During week 1 you’ll get to know your ACES:

  • Appetite
  • Cravings
  • Energy
  • Sleep

Your hormones send you messages day in and day out through your ACES, and when you understand what your hormones are trying to tell you, you can better know what truly works for you!

This plan will help you figure out how to customize the Hangry B*tch nutrition and fitness plan to work for you and your unique hormonal needs, and then you’ll be armed with knowledge for the future, as your hormones fluctuate, how to make changes to the plan based on any changes you might see with your ACES.

The Hangry B*tch Exercise Plan Brief Overview

Walking and strength training will be prescribed for everyone – but again we will show you how to customize this just for you.
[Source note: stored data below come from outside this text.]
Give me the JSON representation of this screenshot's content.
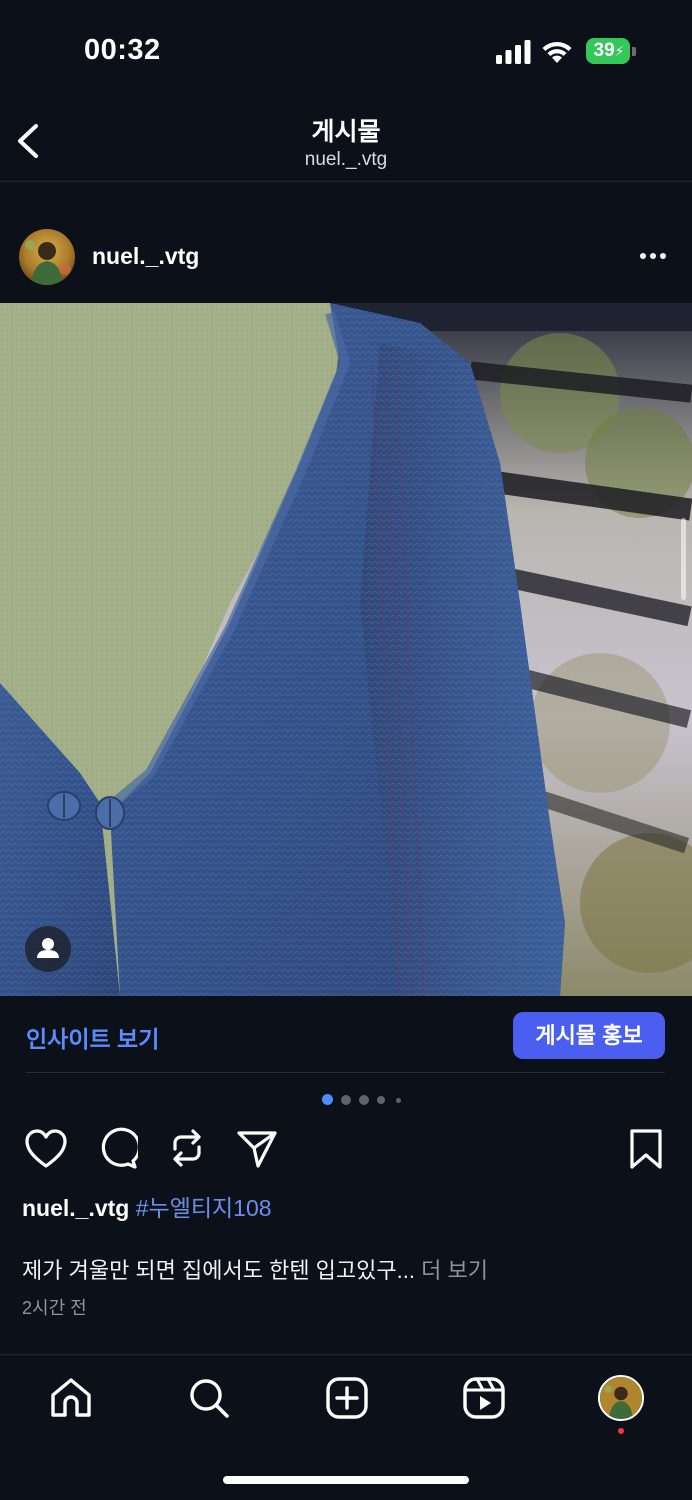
{
  "status_bar": {
    "time": "00:32",
    "battery": "39"
  },
  "header": {
    "title": "게시물",
    "subtitle": "nuel._.vtg"
  },
  "post": {
    "username": "nuel._.vtg",
    "insight_label": "인사이트 보기",
    "promote_label": "게시물 홍보",
    "carousel_total": 5,
    "carousel_active": 1,
    "caption_user": "nuel._.vtg",
    "caption_hashtag": "#누엘티지108",
    "caption_text": "제가 겨울만 되면 집에서도 한텐 입고있구...",
    "caption_more": "더 보기",
    "timestamp": "2시간 전"
  },
  "colors": {
    "accent": "#4a5ff0",
    "link": "#5b8cff",
    "background": "#0c1018"
  }
}
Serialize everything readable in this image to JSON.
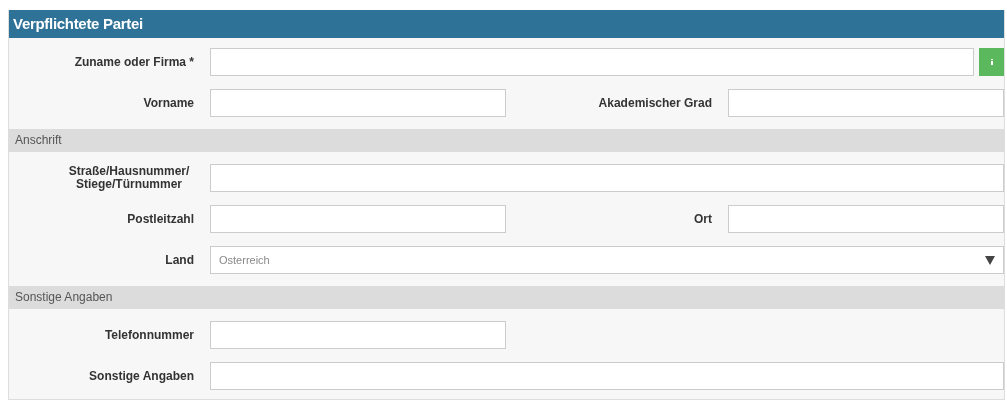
{
  "panel": {
    "title": "Verpflichtete Partei"
  },
  "groups": [
    {
      "rows": [
        {
          "fields": [
            {
              "kind": "text_with_button",
              "label": "Zuname oder Firma *"
            }
          ]
        },
        {
          "fields": [
            {
              "kind": "text",
              "label": "Vorname"
            },
            {
              "kind": "text",
              "label": "Akademischer Grad"
            }
          ]
        }
      ]
    },
    {
      "heading": "Anschrift",
      "rows": [
        {
          "fields": [
            {
              "kind": "text",
              "label": "Straße/Hausnummer/ Stiege/Türnummer"
            }
          ]
        },
        {
          "fields": [
            {
              "kind": "text",
              "label": "Postleitzahl"
            },
            {
              "kind": "text",
              "label": "Ort"
            }
          ]
        },
        {
          "fields": [
            {
              "kind": "select",
              "label": "Land",
              "value": "Osterreich"
            }
          ]
        }
      ]
    },
    {
      "heading": "Sonstige Angaben",
      "rows": [
        {
          "fields": [
            {
              "kind": "short_text",
              "label": "Telefonnummer"
            }
          ]
        },
        {
          "fields": [
            {
              "kind": "text",
              "label": "Sonstige Angaben"
            }
          ]
        }
      ]
    }
  ]
}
We have three strength training templates in total, and during Week 1 you’ll all be doing either the:

HB Core+Floor Recovery Template

Or the

HB Hormone Reset Template

  • During week 3 you will be introduced to our third template, the HB Strength Training Template that you can use ongoing for the rest of your life for your strength training! This is truly revolutionary, as just like the customization that we will teach you to make to your nutrition, you will be using your own unique hormonal issues to help guide you towards exactly how to use our HB Strength Training Template!
  • Some of you will begin the HB Strength Training Template by Week 3, others may not start it at all until the program is over because we want to be sure you are ready! The most important thing is that your hormones are healed and you have the movements mastered. No matter where you get to by the end of four weeks with the exercise, it’s all good! You’ll have this program forever!